„Und du bi-..“, stottere ich und sehe in die blauen Augen, die irgendwie einen grünen Stich aufweisen. Ganz genau kann ich es in dem Wirr aus Farben nicht sagen, doch die Kolorierung seiner Augen steht so oder so außer Frage. Nicht einmal die Haare hätte ich mit der Ikone in Verbindung gebracht. Ikone oder doch eher ein Ebenbild einer gesamten Religion? Eine Berühmtheit auf jeden Fall.
Kopfschüttelnd mache ich auf meine Verwirrtheit aufmerksam, doch der Mann mir gegenüber scheint diese Reaktion häufig bei seinen Gesprächspartnern hervorzurufen, wenn er sein wahres Ich offenbart. Oder sagt er jedem, wer er wirklich ist?
„Ja“, erzählt er nickend und dabei wippen die kurzen braunen Locken. Sie stehen weder wirr vom Kopf ab noch sind sie wirklich gestylt. Mehr scheint jede Strähne selbst ihren Willen zu haben und doch zu wissen, wie sie sich bewegen muss, um dem Mann, der sich mir als Jesus vorstellt, einen gewissen Charme zu bieten. Im Gesamten ist er, wie er im Buche steht. Schlank, aber nicht knochig. Muskulös, aber nicht sportlich.

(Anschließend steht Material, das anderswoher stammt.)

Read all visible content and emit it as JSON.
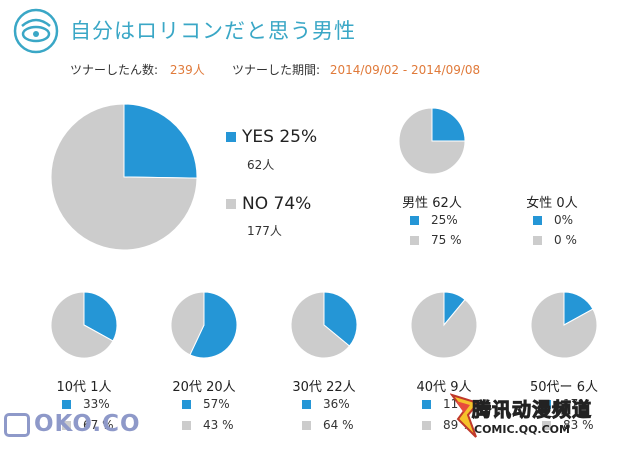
{
  "header": {
    "title": "自分はロリコンだと思う男性",
    "total_label": "ツナーしたん数:",
    "total_value": "239人",
    "period_label": "ツナーした期間:",
    "period_value": "2014/09/02 - 2014/09/08"
  },
  "colors": {
    "yes": "#2596d6",
    "no": "#cccccc"
  },
  "chart_data": [
    {
      "type": "pie",
      "categories": [
        "YES",
        "NO"
      ],
      "values": [
        25,
        74
      ],
      "counts": [
        "62人",
        "177人"
      ],
      "labels": [
        "YES 25%",
        "NO 74%"
      ]
    },
    {
      "type": "pie",
      "title": "男性 62人",
      "categories": [
        "",
        ""
      ],
      "values": [
        25,
        75
      ],
      "labels": [
        "25%",
        "75 %"
      ]
    },
    {
      "type": "pie",
      "title": "女性 0人",
      "categories": [
        "",
        ""
      ],
      "values": [
        0,
        0
      ],
      "labels": [
        "0%",
        "0 %"
      ]
    },
    {
      "type": "pie",
      "title": "10代 1人",
      "categories": [
        "",
        ""
      ],
      "values": [
        33,
        67
      ],
      "labels": [
        "33%",
        "67 %"
      ]
    },
    {
      "type": "pie",
      "title": "20代 20人",
      "categories": [
        "",
        ""
      ],
      "values": [
        57,
        43
      ],
      "labels": [
        "57%",
        "43 %"
      ]
    },
    {
      "type": "pie",
      "title": "30代 22人",
      "categories": [
        "",
        ""
      ],
      "values": [
        36,
        64
      ],
      "labels": [
        "36%",
        "64 %"
      ]
    },
    {
      "type": "pie",
      "title": "40代 9人",
      "categories": [
        "",
        ""
      ],
      "values": [
        11,
        89
      ],
      "labels": [
        "11%",
        "89 %"
      ]
    },
    {
      "type": "pie",
      "title": "50代ー 6人",
      "categories": [
        "",
        ""
      ],
      "values": [
        17,
        83
      ],
      "labels": [
        "17%",
        "83 %"
      ]
    }
  ],
  "watermarks": {
    "left": "OKO.CO",
    "right_cn": "腾讯动漫频道",
    "right_en": "COMIC.QQ.COM"
  }
}
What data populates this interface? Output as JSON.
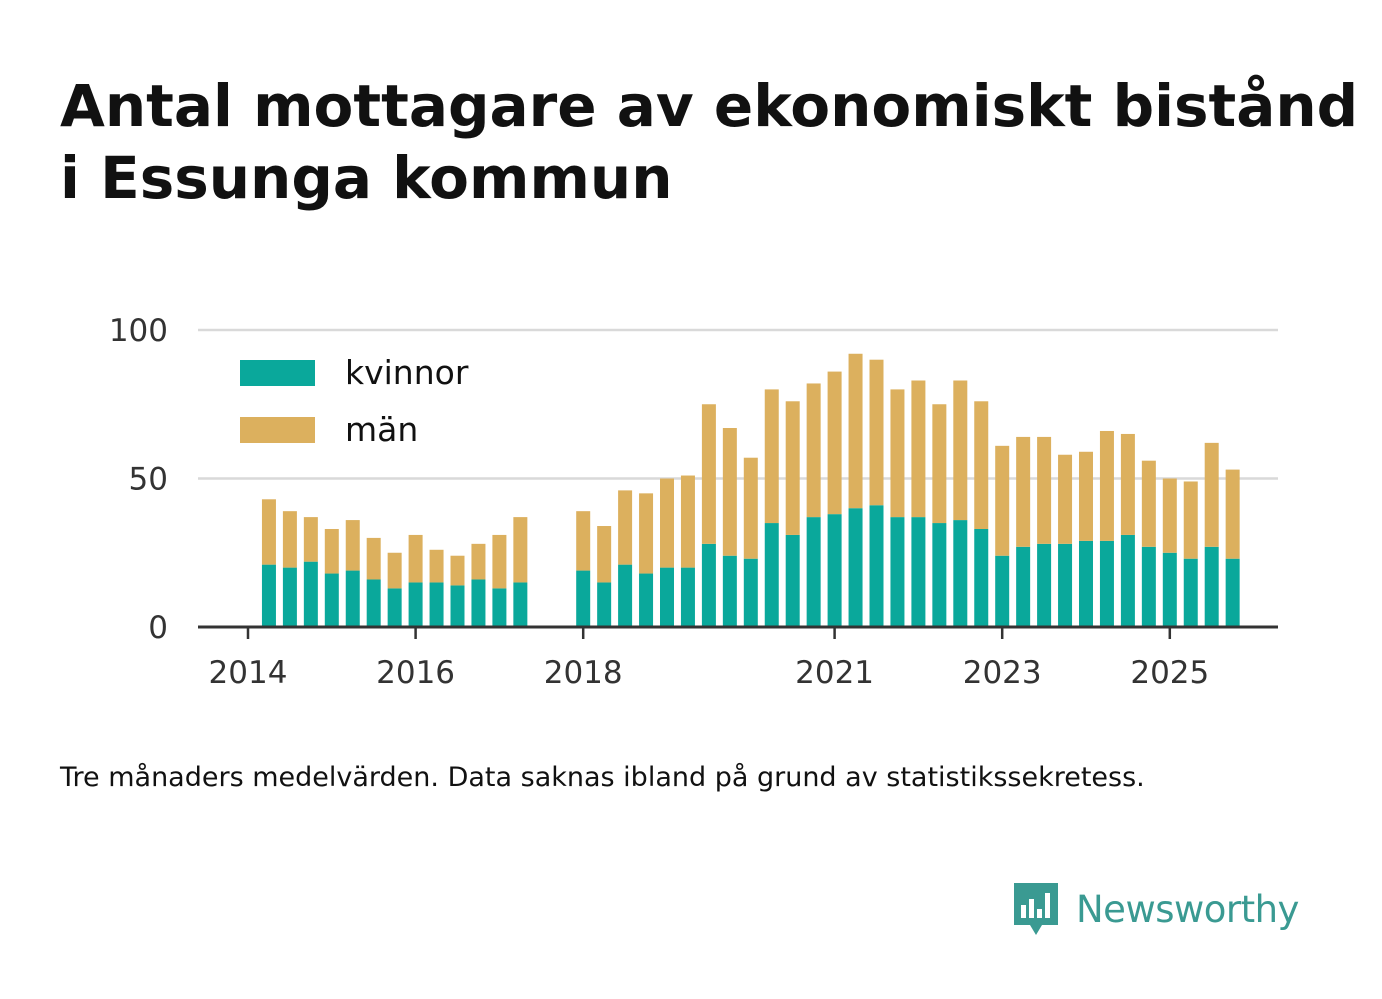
{
  "title": {
    "line1": "Antal mottagare av ekonomiskt bistånd",
    "line2": "i Essunga kommun"
  },
  "caption": "Tre månaders medelvärden. Data saknas ibland på grund av statistikssekretess.",
  "brand": {
    "name": "Newsworthy",
    "icon": "bar-chart-speech-bubble-icon",
    "color": "#3a9a92"
  },
  "colors": {
    "kvinnor": "#0aa89b",
    "man": "#dcb05e",
    "grid": "#d9d9d9",
    "axis": "#333333",
    "tick_text": "#333333"
  },
  "chart_data": {
    "type": "bar",
    "stacked": true,
    "xlabel": "",
    "ylabel": "",
    "ylim": [
      0,
      100
    ],
    "yticks": [
      0,
      50,
      100
    ],
    "xticks": [
      "2014",
      "2016",
      "2018",
      "2021",
      "2023",
      "2025"
    ],
    "grid": true,
    "legend_position": "top-left",
    "categories": [
      "2014-Q1",
      "2014-Q2",
      "2014-Q3",
      "2014-Q4",
      "2015-Q1",
      "2015-Q2",
      "2015-Q3",
      "2015-Q4",
      "2016-Q1",
      "2016-Q2",
      "2016-Q3",
      "2016-Q4",
      "2017-Q1",
      "2017-Q2",
      "2017-Q3",
      "2017-Q4",
      "2018-Q1",
      "2018-Q2",
      "2018-Q3",
      "2018-Q4",
      "2019-Q1",
      "2019-Q2",
      "2019-Q3",
      "2019-Q4",
      "2020-Q1",
      "2020-Q2",
      "2020-Q3",
      "2020-Q4",
      "2021-Q1",
      "2021-Q2",
      "2021-Q3",
      "2021-Q4",
      "2022-Q1",
      "2022-Q2",
      "2022-Q3",
      "2022-Q4",
      "2023-Q1",
      "2023-Q2",
      "2023-Q3",
      "2023-Q4",
      "2024-Q1",
      "2024-Q2",
      "2024-Q3",
      "2024-Q4",
      "2025-Q1",
      "2025-Q2",
      "2025-Q3",
      "2025-Q4"
    ],
    "series": [
      {
        "name": "kvinnor",
        "values": [
          null,
          21,
          20,
          22,
          18,
          19,
          16,
          13,
          15,
          15,
          14,
          16,
          13,
          15,
          null,
          null,
          19,
          15,
          21,
          18,
          20,
          20,
          28,
          24,
          23,
          35,
          31,
          37,
          38,
          40,
          41,
          37,
          37,
          35,
          36,
          33,
          24,
          27,
          28,
          28,
          29,
          29,
          31,
          27,
          25,
          23,
          27,
          23
        ]
      },
      {
        "name": "män",
        "values": [
          null,
          22,
          19,
          15,
          15,
          17,
          14,
          12,
          16,
          11,
          10,
          12,
          18,
          22,
          null,
          null,
          20,
          19,
          25,
          27,
          30,
          31,
          47,
          43,
          34,
          45,
          45,
          45,
          48,
          52,
          49,
          43,
          46,
          40,
          47,
          43,
          37,
          37,
          36,
          30,
          30,
          37,
          34,
          29,
          25,
          26,
          35,
          30
        ]
      }
    ]
  }
}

Sehnig, aber nicht zu drahtig. Die Haut ist sonnengeküsst, aber dennoch mit einem blassen Teint versehen. Auch die Gesichtszüge verschwimmen zwischen kantig und rund. Doch immer noch habe ich nichts erwidert und hebe die Hand zum Abwinken.
„Du glaubst mir nicht“, stellt Jesus fest und redet im akzentfreien Deutsch weiter. „Das kenne ich zu..“ Er bricht ab, als er mich erneut kopfschüttelnd sieht.
„Nein“, sage ich kurz und stöhne auf. Wieso immer diese langen Sätze?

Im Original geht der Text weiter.